Atrocious (2010)

Atrocious est un film espagnol qui raconte l’histoire du massacre d’une famille, composé d’images recueillies par les caméras de deux frères et soeurs, qui enquêtent sur des légendes urbaines. Ça fout une bonne petite pression comme on les aime.

Atrocious, réalisé par Fernando Barreda Luna, utilise la technique infaillible (haha, ou pas) des images récupérées par la police et montées pour en faire un film qui fait peur – zéro crédibilité sur ce point, à moins qu’on nous fasse mater des snuff movies à notre insu, mais soit. Ça a très bien marché pour Blair Witch, donc tant que ça reste un minimum cohérent, on fait comme si on y croyait. Et Atrocious prouve encore une fois que le genre du found footage n’est pas mort, et n’est pas non plus à jeter. Il y a encore du bon, et tous ceux qui ont une bonne idée mais un budget qui se limite à trois euros et deux sandwiches triangle ont quand même leur chance.

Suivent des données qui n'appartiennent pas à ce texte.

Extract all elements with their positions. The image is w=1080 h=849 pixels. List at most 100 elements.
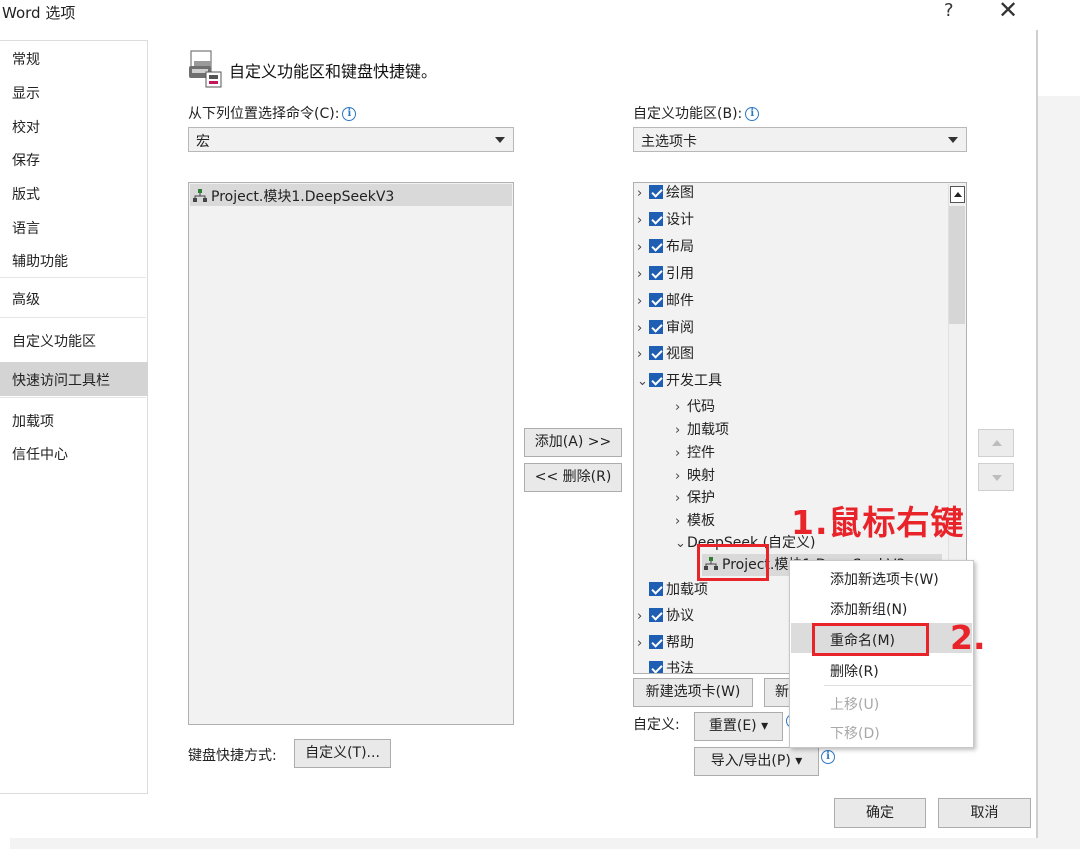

July et Cristian ont une passion en commun : les légendes urbaines. Et comme ils ont aussi une caméra et une connexion internet, ils s’amusent régulièrement à enquêter sur différentes légendes et à poster le résultat en ligne. Ils profitent donc d’une semaine en famille dans leur maison de Sitges pour enquêter sur une légende locale : une jeune fille se serait perdue dans les bois en 1940, et apparaîtrait régulièrement pour montrer le chemin à ceux qui s’y perdent la nuit. L’occasion idéale d’aller jouer les Winchester, caméra à l’épaule. Mais comme nous le rappelle le début du film, ils ne survivront pas à cette aventure. Mais QUI ou QUOI a bien pu leur faire du bobo ? MYSTÈRE.

De l’art de maîtriser le Rien

A partir de là, vous vous doutez bien que je ne peux plus trop m’étendre sur les détails du film, sinon je vais me retrouver avec une foule en colère sous mes fenêtres et je serai lapidée sur la place publique (je vous connais). Mais je vais répondre tout de suite à la question qui vous brûle les lèvres : Atrocious est-il un film qui vaut le détour ? OUI. Oui mesdames, oui messieurs, si le found footage c’est votre came, prière de regarder ce film SUR LE CHAMP. Ouais bon dit comme ça on dirait que je vous présente le nouveau Blair Witch (quoi que, si j’en crois ceux qui ne l’ont vu que récemment « pfff, c’est nul, y s’passe que dalle, Paranormal Activity ça fait plus peur que ça hein« ), alors que non, Atrocious n’est pas sans défauts. Mais il est quand même vachement cool, il met bien la pression comme il faut, sans trop insister.

Le truc, c’est que ça se joue vraiment sur pas grand chose. Contrairement à Grave Encounters, par exemple, qui utilisait tous les trucs possible et imaginables pour terroriser le public, quitte à en faire un peu des caisses, Atrocious mise sur la subtilité. Vous allez clairement flipper pour pas grand chose, dans le sens ou non, il n’y a pas de comptines pour enfants, de fantômes en colère, d’apparitions brutales, de meubles qui volent dans tous les sens… Mais c’est le fait de ne RIEN savoir pendant tout le film qui risque de vous tuer. Ceux qui préfèrent les films qui jouent sur la pression psychologique plutôt que les effets visuels à outrance seront ravis.

Un film qui nous prend pas pour des cons

Le film prend le temps qu’il faut pour s’installer, poser le décor et l’ambiance, nous familiariser avec les lieux et les personnages. Et au moment où on commence à se sentir chez nous, et à se dire que « mouais, bon, dodo un peu là »… BIM. Pression. Et après ça, la tension monte de minute en minute jusqu’à nous crisper complètement. Et, tout en serrant votre couette dans vos petits poings en redoutant chaque virage pris par la caméra, vous vous demanderez « MAIS QU’EST-CE QUI SE PASSE BORDEL DE MERDE ? C’EST QUI ? C’EST QUOI ? C’EST OÙ ? POURQUOI ? » – mais il faudra attendre les toutes dernières minutes pour trouver la réponse.

Alors à un moment, j’me suis prise pour une experte du FBI et je me suis dit « pfff, nan mais ça va, c’est grillé là, je sais c’qui s’passe, arrêtez de me prendre pour une bite ». Et après j’me suis pris une petite claque dans la gueule parce que j’y étais pas du tout. Mais j’ai bien kiffé. Ça aurait été carrément moins drôle si j’avais eu raison (notez que je n’aime avoir tort que dans ce cadre là, sinon je tape des gens).

Donc oui, je vous recommande Atrocious, et je re-signe mon contrat de confiance avec les films d’horreur espagnols. Maintenant je vais appeler ma mère et pleurer doucement dans le combiné en la suppliant à voix basse de me laisser rentrer à la maison.